Editor's Note: Reprinted from the August-September, 1992, Braille Monitor.

     Sharon Maneki, President of the National Federation of the Blind of Maryland and Chair of the Distinguished Educator of Blind Children Selection Committee, presented this award at the 1992 Convention banquet. She said:

     The Distinguished Educator of Blind Children Award is a very important award that we in the National Federation of the Blind have established because of our belief and hopes for our children. The most precious gift we have is to improve the future for our children.

     This evening we recognize a woman who is known to many of us because she rings the bell for freedom at every convention she attends by working with parents, be it in the Parents Division, at the IEP workshop, or just sitting down to talk. This woman became involved in special education because of her son Dan. She stayed involved because she cares about the blind children of America. Mrs. Ruby Ryles, will you join me at the podium here? [Applause]

     Mrs. Ruby Ryles was an itinerant teacher in Anchorage, Alaska. She has been a vision consultant at the Arkansas State Department of Education. And when there was no program in the Bellingham School District, she created one in typical Federation spirit. Mrs. Ruby Ryles, the Supervisor of the Bellingham School Vision Program, this evening we present you with a check for $500. [Applause.] And we also present you with a plaque to express our appreciation and recognition of your efforts for our children. Let me read the plaque:

Distinguished Educator of Blind Children
The National Federation of the Blind
honors
Ruby Ryles
Distinguished Educator of Blind Children
For your skill in teaching Braille
and the use of the white cane,
for generously devoting extra time to meet
the needs of your students,
for inspiring your students to perform
beyond their expectations,
and for sharing your wisdom
with your colleagues and parents
across the nation.
July 3, 1992

     Mrs.

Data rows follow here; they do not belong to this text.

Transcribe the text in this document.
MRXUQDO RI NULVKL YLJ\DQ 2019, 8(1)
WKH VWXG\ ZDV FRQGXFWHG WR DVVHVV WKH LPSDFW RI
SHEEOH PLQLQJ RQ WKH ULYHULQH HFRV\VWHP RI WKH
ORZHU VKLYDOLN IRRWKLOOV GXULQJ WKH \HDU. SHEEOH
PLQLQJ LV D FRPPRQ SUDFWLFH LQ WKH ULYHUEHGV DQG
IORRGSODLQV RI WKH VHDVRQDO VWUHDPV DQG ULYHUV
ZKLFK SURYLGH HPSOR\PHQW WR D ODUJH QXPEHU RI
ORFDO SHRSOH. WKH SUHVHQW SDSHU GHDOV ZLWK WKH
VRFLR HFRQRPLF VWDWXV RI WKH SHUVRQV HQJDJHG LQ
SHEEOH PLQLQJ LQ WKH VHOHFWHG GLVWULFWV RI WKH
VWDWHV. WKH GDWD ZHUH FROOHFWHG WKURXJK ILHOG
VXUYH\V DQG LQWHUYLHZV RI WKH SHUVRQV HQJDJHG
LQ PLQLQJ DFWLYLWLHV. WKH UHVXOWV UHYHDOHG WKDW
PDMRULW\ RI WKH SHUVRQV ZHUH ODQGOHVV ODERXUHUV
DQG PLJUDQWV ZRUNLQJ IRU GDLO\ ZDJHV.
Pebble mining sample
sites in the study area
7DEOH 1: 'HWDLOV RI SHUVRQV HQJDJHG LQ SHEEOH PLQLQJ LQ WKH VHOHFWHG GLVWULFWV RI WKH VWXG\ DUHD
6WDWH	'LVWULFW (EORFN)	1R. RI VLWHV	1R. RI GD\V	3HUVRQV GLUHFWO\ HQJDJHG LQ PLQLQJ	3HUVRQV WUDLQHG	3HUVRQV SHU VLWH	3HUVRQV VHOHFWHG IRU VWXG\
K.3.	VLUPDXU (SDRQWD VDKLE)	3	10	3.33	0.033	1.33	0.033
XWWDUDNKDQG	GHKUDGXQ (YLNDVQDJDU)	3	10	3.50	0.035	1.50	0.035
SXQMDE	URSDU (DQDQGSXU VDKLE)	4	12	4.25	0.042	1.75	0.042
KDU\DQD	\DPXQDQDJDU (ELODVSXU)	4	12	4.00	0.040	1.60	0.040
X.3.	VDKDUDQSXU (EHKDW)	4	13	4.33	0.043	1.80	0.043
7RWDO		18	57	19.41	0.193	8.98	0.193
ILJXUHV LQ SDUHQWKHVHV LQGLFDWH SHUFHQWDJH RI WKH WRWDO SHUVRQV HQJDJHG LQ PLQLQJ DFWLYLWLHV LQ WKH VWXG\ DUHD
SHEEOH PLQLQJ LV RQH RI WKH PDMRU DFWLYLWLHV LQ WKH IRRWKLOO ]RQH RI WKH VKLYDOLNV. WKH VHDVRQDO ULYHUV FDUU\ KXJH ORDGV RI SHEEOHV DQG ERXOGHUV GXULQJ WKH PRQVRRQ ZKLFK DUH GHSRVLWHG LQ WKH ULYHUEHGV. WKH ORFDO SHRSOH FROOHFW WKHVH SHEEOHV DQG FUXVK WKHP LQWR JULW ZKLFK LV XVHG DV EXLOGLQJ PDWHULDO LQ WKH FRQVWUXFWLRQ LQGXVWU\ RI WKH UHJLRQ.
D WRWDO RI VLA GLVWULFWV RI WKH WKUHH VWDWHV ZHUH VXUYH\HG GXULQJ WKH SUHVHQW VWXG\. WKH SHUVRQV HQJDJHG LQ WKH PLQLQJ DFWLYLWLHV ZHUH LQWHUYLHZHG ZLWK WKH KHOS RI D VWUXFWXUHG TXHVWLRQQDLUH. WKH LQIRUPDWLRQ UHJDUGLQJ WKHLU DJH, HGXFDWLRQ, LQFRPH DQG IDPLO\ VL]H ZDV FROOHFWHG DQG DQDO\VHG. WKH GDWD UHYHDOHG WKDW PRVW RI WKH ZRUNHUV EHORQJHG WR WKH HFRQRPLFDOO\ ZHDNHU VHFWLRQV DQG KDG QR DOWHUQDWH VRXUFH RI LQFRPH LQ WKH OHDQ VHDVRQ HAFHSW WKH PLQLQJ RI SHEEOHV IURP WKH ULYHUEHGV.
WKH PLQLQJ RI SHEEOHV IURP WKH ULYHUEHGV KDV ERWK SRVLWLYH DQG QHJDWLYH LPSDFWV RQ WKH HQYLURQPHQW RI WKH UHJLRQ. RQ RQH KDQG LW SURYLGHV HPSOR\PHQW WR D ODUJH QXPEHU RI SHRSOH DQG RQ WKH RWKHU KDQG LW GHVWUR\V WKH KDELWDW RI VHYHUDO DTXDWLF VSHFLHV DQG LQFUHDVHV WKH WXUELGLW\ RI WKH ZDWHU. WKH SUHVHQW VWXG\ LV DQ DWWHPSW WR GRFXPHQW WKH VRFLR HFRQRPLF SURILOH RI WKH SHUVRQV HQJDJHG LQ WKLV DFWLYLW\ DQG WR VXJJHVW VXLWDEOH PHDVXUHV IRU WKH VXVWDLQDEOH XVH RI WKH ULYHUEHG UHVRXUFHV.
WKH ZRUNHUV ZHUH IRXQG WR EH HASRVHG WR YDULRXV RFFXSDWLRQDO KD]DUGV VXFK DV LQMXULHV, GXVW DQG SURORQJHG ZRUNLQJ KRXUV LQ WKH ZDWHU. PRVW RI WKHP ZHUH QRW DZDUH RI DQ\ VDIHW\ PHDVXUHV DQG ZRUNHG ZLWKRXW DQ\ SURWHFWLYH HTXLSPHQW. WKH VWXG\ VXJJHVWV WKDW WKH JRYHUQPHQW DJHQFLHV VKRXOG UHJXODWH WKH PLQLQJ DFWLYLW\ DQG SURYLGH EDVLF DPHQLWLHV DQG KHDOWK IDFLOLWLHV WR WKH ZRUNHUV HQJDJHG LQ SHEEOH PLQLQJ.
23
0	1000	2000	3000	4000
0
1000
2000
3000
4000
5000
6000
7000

Ruby Ryles in a few short years will be Dr. Ruby Ryles, and I'm sure that we will be hearing more from this fine lady. [Applause.]

     After Mrs. Ryles accepted her plaque, she said:

     What words can I possibly use to express my gratitude for the greatest honor a teacher could receive? I did not learn to teach blind children from the universities or the professionals, but from the real experts--from you. You taught me the value of sleep shades, early cane use, slate and stylus; and in your characteristic way you cut through the fat of the professional debates in my field and showed me how really simple it is to determine which children need Braille instruction. There is no debate, you taught me. If I am thought of as knowledgeable in the field of education of blind children, it is due to the countless numbers of Federationists who instructed and supported me and became my friends. Mackenstadts, Omvigs, and other NFB faithfuls forever changed the way I taught about and, more important, thought about blindness. My mother used to say, "Choose your friends wisely because you are a little part of each of your friends." I say to you tonight that each of you--every single one of you in the National Federation of the Blind--is not only a part of me, but a part of every child, every family, every professional, and every class I teach. I thank you for taking me in and teaching me how to be an effective teacher. But most of all, I thank you for being my friends. Were she here today, I know my mother would say in the best of her Southern mothering styles, "Ruby Nell, you certainly did choose your friends well, and I told you so." Thank you, friends. [Applause.]